1.3 Verweerster heeft bij brief van 6 mei 2013 aan klager bevestigd dat zij klager zou bijstaan ter zake het voeren van verweer tegen een verzoekschrift tot ondertoezichtstelling van klagers dochter.

1.4 Bij brief van 1 juli 2013 heeft verweerster aan klager bevestigd dat zij op klagers verzoek ook de behandeling van de echtscheidingsprocedure zal overnemen. Verweerster heeft zich vervolgens gesteld in deze procedure bij de rechtbank Midden-Nederland.

1.5 Verweerster is met ingang van 13 januari 2014 van kantoor gewisseld.

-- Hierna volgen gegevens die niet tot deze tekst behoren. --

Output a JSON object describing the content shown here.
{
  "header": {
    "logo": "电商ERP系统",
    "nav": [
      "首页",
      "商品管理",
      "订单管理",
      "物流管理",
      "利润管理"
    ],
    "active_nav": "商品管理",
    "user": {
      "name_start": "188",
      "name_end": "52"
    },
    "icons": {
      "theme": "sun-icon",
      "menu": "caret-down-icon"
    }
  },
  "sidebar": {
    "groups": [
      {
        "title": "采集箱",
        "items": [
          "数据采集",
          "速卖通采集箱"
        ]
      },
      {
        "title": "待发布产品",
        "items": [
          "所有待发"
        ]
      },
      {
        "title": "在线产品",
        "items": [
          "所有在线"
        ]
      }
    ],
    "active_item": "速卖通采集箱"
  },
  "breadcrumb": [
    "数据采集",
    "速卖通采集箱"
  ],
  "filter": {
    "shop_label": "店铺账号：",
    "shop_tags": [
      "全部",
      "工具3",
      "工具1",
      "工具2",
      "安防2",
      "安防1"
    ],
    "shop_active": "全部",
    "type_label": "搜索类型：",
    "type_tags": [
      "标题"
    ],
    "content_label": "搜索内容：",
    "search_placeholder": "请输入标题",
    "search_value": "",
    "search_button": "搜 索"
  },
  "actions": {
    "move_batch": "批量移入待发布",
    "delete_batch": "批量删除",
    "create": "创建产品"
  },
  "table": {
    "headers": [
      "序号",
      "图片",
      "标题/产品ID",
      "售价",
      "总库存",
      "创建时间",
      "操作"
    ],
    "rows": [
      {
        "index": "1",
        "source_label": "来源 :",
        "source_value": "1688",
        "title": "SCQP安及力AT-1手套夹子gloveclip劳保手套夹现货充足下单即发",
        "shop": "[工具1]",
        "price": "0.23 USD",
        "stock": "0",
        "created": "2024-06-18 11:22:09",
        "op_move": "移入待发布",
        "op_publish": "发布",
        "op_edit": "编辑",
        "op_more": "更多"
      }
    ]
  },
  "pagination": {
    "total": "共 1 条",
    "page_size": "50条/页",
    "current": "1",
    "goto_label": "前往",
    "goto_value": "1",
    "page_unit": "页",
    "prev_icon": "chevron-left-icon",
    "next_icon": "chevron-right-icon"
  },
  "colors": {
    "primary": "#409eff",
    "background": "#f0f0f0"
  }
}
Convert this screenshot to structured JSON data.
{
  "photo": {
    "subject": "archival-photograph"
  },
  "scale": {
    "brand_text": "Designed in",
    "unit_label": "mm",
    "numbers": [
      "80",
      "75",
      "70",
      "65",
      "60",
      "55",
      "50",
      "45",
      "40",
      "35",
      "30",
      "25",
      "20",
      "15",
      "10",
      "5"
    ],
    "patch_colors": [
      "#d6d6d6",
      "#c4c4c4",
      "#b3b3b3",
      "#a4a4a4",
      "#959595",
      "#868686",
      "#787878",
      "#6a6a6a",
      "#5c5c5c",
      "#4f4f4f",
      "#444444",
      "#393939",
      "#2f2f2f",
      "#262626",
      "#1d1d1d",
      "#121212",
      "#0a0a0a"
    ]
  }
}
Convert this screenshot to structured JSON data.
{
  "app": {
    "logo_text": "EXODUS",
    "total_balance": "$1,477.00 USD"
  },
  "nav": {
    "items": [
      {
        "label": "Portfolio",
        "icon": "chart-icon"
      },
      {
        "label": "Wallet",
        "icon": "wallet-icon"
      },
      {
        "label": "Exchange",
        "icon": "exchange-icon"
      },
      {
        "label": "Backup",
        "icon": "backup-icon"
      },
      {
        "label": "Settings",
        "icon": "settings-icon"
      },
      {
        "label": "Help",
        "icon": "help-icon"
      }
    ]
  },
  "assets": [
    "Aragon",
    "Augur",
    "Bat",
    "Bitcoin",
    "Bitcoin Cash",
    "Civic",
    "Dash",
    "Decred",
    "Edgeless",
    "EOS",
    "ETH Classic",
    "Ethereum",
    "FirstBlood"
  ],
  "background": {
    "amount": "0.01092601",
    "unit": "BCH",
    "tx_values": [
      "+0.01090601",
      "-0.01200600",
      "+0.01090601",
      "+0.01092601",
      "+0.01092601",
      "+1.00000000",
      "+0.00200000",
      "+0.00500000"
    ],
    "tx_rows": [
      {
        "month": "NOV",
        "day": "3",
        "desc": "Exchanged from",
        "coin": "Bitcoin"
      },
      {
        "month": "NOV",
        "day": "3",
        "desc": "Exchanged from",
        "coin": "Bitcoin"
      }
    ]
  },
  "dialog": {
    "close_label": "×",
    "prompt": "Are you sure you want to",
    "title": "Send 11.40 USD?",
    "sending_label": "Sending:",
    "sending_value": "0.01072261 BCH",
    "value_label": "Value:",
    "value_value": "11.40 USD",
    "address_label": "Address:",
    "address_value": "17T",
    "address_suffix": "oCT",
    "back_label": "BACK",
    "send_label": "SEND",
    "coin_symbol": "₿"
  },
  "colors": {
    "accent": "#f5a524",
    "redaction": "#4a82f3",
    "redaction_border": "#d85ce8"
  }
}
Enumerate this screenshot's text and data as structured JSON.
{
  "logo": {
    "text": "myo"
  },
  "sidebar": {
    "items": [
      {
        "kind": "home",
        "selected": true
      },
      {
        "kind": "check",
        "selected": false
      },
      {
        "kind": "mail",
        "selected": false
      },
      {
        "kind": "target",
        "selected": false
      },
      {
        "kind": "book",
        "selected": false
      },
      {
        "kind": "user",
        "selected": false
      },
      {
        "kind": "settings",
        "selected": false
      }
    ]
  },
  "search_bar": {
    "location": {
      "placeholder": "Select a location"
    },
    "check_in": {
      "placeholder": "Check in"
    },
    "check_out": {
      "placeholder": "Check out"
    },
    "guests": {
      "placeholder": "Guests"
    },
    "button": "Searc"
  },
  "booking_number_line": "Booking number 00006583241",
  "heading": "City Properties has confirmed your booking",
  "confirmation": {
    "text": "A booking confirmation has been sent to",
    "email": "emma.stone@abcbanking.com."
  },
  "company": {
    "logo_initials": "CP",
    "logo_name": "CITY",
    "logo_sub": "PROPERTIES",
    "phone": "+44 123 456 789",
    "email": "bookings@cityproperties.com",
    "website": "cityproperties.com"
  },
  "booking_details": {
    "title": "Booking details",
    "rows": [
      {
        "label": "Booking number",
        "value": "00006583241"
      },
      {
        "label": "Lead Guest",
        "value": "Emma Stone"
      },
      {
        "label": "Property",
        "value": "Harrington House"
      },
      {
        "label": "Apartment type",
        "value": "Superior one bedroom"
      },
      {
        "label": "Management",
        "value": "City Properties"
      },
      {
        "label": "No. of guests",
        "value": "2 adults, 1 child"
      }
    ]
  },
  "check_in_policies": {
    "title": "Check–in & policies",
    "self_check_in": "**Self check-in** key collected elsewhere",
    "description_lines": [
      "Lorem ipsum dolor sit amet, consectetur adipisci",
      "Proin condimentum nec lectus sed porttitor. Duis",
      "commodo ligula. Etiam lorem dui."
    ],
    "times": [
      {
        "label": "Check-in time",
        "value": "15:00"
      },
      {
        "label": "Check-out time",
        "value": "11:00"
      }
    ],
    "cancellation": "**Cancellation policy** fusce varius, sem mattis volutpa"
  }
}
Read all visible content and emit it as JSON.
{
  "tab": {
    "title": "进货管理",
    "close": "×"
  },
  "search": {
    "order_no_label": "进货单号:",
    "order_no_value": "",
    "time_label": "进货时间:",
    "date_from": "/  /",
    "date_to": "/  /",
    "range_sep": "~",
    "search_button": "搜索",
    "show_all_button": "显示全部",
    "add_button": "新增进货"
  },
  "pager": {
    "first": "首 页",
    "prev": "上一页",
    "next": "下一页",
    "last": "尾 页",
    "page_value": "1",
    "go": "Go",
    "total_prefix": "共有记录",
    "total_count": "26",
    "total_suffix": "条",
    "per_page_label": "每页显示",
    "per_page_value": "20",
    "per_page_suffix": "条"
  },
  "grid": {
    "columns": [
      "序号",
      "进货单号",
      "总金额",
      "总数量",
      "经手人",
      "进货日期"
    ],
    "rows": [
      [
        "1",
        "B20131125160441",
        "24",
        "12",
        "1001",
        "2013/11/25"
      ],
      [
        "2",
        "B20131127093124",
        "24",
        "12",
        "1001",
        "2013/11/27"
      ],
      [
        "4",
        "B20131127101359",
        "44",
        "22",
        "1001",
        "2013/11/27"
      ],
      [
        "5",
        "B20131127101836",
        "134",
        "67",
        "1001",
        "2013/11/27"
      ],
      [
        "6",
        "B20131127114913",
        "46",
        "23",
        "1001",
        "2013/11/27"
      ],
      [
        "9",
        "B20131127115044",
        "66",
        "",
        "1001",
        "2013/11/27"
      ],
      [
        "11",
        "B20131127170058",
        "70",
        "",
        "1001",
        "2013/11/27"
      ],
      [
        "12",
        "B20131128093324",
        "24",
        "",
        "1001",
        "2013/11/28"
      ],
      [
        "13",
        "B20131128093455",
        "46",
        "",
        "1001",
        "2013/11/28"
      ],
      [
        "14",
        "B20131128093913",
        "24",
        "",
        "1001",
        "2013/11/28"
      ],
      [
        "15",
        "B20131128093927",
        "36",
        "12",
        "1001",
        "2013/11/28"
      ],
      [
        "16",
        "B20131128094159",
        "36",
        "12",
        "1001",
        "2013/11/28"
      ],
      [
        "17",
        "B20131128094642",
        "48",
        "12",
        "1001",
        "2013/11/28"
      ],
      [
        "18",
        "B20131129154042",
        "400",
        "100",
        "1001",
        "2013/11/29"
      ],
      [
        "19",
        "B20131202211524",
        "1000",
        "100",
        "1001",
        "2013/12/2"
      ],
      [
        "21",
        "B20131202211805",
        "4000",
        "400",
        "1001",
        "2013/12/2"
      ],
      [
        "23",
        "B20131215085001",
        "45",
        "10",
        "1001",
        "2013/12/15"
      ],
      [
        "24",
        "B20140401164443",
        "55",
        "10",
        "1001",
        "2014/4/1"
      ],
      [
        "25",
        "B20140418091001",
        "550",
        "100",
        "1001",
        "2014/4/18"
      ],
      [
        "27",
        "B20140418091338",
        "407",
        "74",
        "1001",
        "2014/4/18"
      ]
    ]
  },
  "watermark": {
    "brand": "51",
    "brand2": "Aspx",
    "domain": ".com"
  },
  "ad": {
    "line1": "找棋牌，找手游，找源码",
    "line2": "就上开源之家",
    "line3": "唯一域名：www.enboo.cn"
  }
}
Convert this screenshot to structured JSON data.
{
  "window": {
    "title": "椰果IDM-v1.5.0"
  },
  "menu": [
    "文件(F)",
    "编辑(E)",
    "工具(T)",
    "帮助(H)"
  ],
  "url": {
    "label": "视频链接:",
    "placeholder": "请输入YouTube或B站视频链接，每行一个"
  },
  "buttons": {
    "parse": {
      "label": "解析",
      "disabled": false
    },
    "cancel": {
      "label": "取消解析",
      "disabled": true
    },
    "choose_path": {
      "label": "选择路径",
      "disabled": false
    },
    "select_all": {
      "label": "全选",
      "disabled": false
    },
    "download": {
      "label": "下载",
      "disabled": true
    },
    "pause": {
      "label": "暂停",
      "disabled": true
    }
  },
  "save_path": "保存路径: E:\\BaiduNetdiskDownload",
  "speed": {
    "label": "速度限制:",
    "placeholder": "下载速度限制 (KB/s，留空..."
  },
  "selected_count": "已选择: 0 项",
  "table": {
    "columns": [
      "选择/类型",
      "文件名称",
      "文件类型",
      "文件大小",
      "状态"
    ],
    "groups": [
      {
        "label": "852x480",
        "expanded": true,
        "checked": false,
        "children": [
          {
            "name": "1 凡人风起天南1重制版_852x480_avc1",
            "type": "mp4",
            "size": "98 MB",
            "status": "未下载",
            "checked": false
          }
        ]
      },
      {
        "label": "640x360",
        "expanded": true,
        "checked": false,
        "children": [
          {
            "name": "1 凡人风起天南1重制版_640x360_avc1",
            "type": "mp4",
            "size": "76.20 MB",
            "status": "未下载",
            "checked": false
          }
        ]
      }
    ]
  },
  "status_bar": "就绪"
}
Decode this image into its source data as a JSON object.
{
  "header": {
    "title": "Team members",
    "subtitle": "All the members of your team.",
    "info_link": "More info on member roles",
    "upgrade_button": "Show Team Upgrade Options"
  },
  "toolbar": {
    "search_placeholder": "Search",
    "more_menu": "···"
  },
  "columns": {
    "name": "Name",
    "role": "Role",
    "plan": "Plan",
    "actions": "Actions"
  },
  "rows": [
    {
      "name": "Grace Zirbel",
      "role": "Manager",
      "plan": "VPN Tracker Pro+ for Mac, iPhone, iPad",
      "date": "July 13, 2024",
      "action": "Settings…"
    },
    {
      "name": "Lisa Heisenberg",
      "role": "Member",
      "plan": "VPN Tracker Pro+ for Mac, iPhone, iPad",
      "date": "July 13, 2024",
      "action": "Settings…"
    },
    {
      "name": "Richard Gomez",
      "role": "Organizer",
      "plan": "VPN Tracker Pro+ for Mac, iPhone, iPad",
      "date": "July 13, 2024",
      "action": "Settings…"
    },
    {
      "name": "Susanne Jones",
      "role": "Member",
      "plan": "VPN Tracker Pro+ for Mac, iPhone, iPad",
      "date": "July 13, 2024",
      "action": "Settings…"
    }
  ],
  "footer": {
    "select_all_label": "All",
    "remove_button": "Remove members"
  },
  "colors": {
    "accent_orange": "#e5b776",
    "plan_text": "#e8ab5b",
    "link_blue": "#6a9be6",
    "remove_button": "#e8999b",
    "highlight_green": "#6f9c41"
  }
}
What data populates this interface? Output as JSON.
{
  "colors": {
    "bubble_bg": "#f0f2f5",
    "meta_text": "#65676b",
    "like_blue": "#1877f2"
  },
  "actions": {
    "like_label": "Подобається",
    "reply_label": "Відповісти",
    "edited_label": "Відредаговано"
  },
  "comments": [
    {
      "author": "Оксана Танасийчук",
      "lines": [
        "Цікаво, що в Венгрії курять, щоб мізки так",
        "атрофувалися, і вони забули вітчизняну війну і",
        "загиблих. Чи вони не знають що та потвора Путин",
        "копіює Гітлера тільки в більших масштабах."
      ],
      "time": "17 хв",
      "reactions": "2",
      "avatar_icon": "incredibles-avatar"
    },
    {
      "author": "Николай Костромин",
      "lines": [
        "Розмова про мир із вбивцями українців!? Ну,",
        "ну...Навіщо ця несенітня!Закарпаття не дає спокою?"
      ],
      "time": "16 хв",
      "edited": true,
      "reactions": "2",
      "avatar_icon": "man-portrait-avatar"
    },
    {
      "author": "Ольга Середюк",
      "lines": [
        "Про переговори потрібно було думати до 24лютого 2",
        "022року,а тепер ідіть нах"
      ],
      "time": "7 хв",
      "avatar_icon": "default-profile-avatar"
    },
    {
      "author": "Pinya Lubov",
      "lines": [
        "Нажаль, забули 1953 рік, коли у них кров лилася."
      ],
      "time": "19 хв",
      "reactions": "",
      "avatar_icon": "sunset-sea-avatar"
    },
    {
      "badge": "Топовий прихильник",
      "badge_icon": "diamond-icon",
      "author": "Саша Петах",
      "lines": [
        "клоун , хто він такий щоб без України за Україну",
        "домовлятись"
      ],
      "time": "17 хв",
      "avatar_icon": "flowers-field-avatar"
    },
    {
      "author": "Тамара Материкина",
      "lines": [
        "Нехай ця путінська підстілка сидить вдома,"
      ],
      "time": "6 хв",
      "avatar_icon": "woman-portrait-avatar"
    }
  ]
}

1.6 Bij brief van 30 januari 2014 heeft klager een klacht tegen verweerster ingediend bij de deken.

2. KLACHT

2.1 De klacht houdt, zakelijk weergegeven, in dat verweerster tuchtrechtelijk verwijtbaar heeft gehandeld als bedoeld in artikel 46 Advocatenwet. Meer in het bijzonder verwijt klager verweerster dat

  a. zij klaagster verkeerd heeft geïnformeerd en op het allerlaatste moment stukken heeft ingeleverd en ‘meewerkt’ aan een voor klaagster negatief verloop van de zittingen

  b. zij de huwelijkse voorwaarden niet goed heeft afgewikkeld

  c. de Raad voor Rechtsbijstand toevoegingen heeft verleend in klagers zaken, terwijl klagers inkomen destijds boven de inkomensgrens lag.

3. BEOORDELING

3.1 Vooropgesteld wordt dat een advocaat bij de behandeling van een zaak de leiding heeft en vanuit zijn eigen verantwoordelijkheid dient te bepalen met welke aanpak de belangen van zijn cliënt het beste gediend zijn. Daarbij komt de advocaat een grote mate van vrijheid toe om de belangen van zijn cliënt te behartigen op een wijze die hem passend voorkomt. In het algemeen kan een tuchtrechtelijke maatregel eerst aan de orde zijn als een advocaat onjuist adviseert en optreedt en de belangen van de cliënt daardoor worden geschaad of kunnen worden geschaad.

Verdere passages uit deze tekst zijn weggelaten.